The researchers tested their method on a publicly available dataset and found that their approach produced more diverse and realistic images compared to conventional methods, all while maintaining a strong connection between the input annotations and the generated images. Importantly, when compared to models trained using other methods, their models, trained on synthetic data, outperformed them significantly. Moreover, their framework achieved results on par with models trained using labor-intensive, highly detailed annotations.
This research highlights the potential of using simplified annotations and synthetic data to streamline the process of segmenting microscopic images, potentially reducing the need for extensive manual annotation efforts.
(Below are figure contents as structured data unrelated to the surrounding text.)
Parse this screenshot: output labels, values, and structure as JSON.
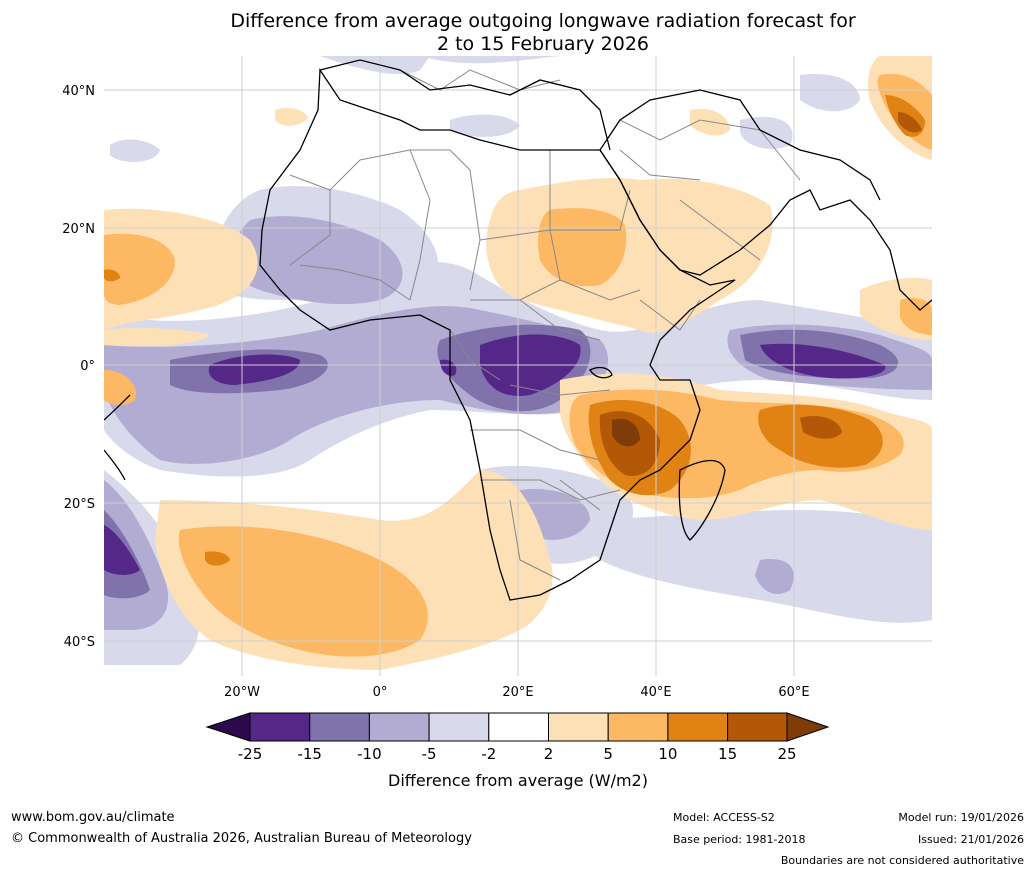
{
  "title": {
    "line1": "Difference from average outgoing longwave radiation forecast for",
    "line2": "2 to 15 February 2026"
  },
  "map": {
    "lat_labels": [
      "40°N",
      "20°N",
      "0°",
      "20°S",
      "40°S"
    ],
    "lon_labels": [
      "20°W",
      "0°",
      "20°E",
      "40°E",
      "60°E"
    ],
    "region": "Africa and Indian Ocean"
  },
  "colorbar": {
    "ticks": [
      "-25",
      "-15",
      "-10",
      "-5",
      "-2",
      "2",
      "5",
      "10",
      "15",
      "25"
    ],
    "label": "Difference from average (W/m2)",
    "colors": {
      "below_-25": "#2d0a4e",
      "-25_-15": "#542788",
      "-15_-10": "#8073ac",
      "-10_-5": "#b2abd2",
      "-5_-2": "#d8daeb",
      "-2_2": "#ffffff",
      "2_5": "#fee0b6",
      "5_10": "#fdb863",
      "10_15": "#e08214",
      "15_25": "#b35806",
      "above_25": "#7f3b08"
    }
  },
  "footer": {
    "website": "www.bom.gov.au/climate",
    "copyright": "© Commonwealth of Australia 2026, Australian Bureau of Meteorology",
    "model": "Model: ACCESS-S2",
    "base_period": "Base period: 1981-2018",
    "model_run": "Model run: 19/01/2026",
    "issued": "Issued: 21/01/2026",
    "disclaimer": "Boundaries are not considered authoritative"
  }
}
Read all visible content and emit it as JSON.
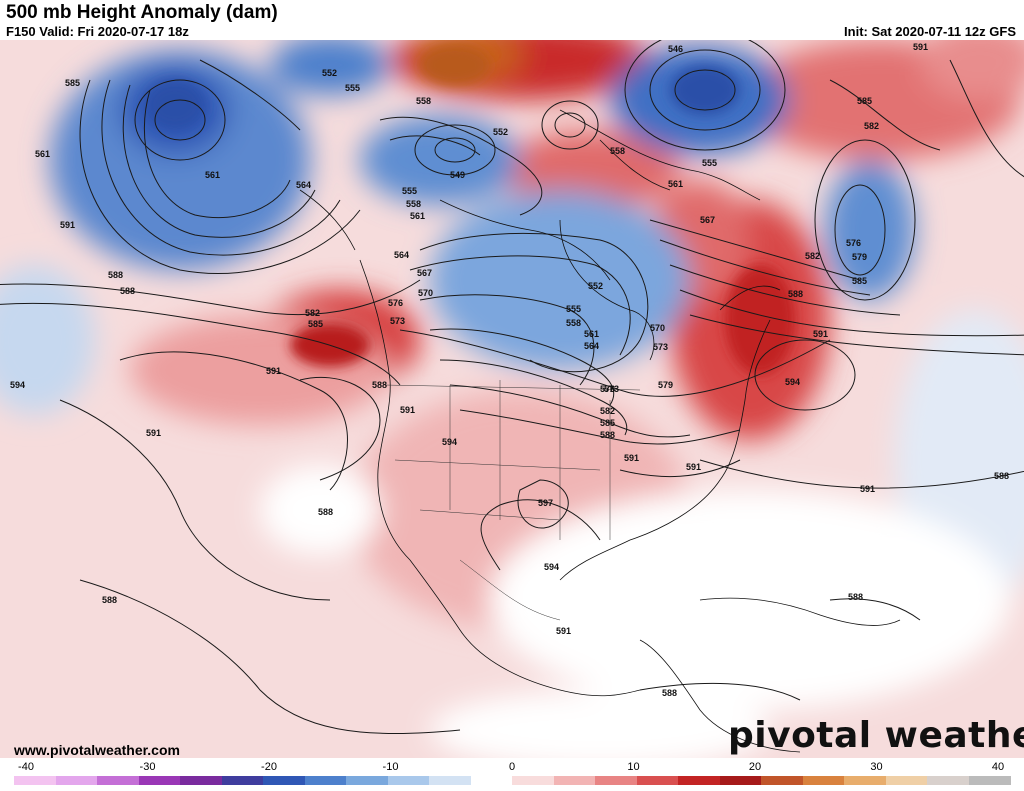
{
  "header": {
    "title": "500 mb Height Anomaly (dam)",
    "valid": "F150 Valid: Fri 2020-07-17 18z",
    "init": "Init: Sat 2020-07-11 12z GFS"
  },
  "footer": {
    "website": "www.pivotalweather.com",
    "logo_text": "pivotal weather"
  },
  "colorbar": {
    "ticks": [
      "-40",
      "-30",
      "-20",
      "-10",
      "0",
      "10",
      "20",
      "30",
      "40"
    ],
    "colors": [
      "#f3c3f0",
      "#e3a6ec",
      "#c46fd6",
      "#9a37b6",
      "#7a2b9e",
      "#3f3d9e",
      "#2f57b5",
      "#4d80cc",
      "#7aa8dd",
      "#a9c8eb",
      "#d3e2f3",
      "#ffffff",
      "#f8dcdc",
      "#f2b4b4",
      "#e88484",
      "#d95050",
      "#c32424",
      "#a61a1a",
      "#c1552a",
      "#d9823e",
      "#e8ad6c",
      "#efcfa6",
      "#d8d0cc",
      "#bbbbbb"
    ]
  },
  "contour_labels": [
    "546",
    "549",
    "552",
    "552",
    "552",
    "555",
    "555",
    "555",
    "555",
    "558",
    "558",
    "558",
    "558",
    "561",
    "561",
    "561",
    "561",
    "561",
    "564",
    "564",
    "564",
    "567",
    "567",
    "570",
    "570",
    "573",
    "573",
    "573",
    "576",
    "576",
    "576",
    "579",
    "579",
    "582",
    "582",
    "582",
    "582",
    "585",
    "585",
    "585",
    "585",
    "585",
    "588",
    "588",
    "588",
    "588",
    "588",
    "588",
    "588",
    "588",
    "588",
    "588",
    "591",
    "591",
    "591",
    "591",
    "591",
    "591",
    "591",
    "591",
    "591",
    "591",
    "594",
    "594",
    "594",
    "594",
    "597"
  ]
}
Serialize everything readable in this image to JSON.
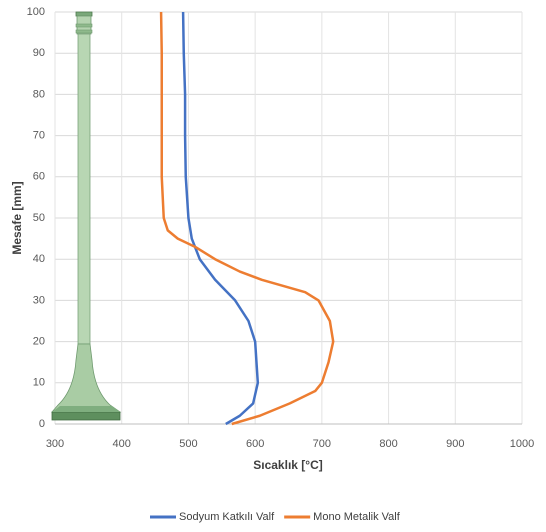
{
  "chart_data": {
    "type": "line",
    "x_label": "Sıcaklık [°C]",
    "y_label": "Mesafe [mm]",
    "xlim": [
      300,
      1000
    ],
    "ylim": [
      0,
      100
    ],
    "xticks": [
      300,
      400,
      500,
      600,
      700,
      800,
      900,
      1000
    ],
    "yticks": [
      0,
      10,
      20,
      30,
      40,
      50,
      60,
      70,
      80,
      90,
      100
    ],
    "grid": true,
    "legend": "bottom",
    "series": [
      {
        "name": "Sodyum Katkılı Valf",
        "color": "#4472c4",
        "x": [
          492,
          493,
          495,
          495,
          496,
          500,
          505,
          517,
          540,
          570,
          590,
          600,
          604,
          597,
          577,
          556
        ],
        "values": [
          100,
          90,
          80,
          70,
          60,
          50,
          45,
          40,
          35,
          30,
          25,
          20,
          10,
          5,
          2,
          0
        ]
      },
      {
        "name": "Mono Metalik Valf",
        "color": "#ed7d31",
        "x": [
          459,
          460,
          460,
          460,
          463,
          469,
          484,
          510,
          540,
          577,
          610,
          675,
          695,
          712,
          717,
          710,
          700,
          690,
          652,
          607,
          565
        ],
        "values": [
          100,
          90,
          80,
          60,
          50,
          47,
          45,
          43,
          40,
          37,
          35,
          32,
          30,
          25,
          20,
          15,
          10,
          8,
          5,
          2,
          0
        ]
      }
    ]
  }
}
The research, in collaboration with the Ophthalmology department at University Hospital Bonn, is a first step in a collaboration to finally process three dimensional retinal cell images of the human eye from subjects diagnosed for age-related macular degeneration (AMD), a leading cause of vision loss in older adults.
The code for this method is publicly available for further exploration and implementation.
“Microscopy Image Segmentation via Point and Shape Regularized Data Synthesis.” S Li, M Ren, T Ach, G Gerig. arXiv preprint, arXiv:2308.09835, 2023.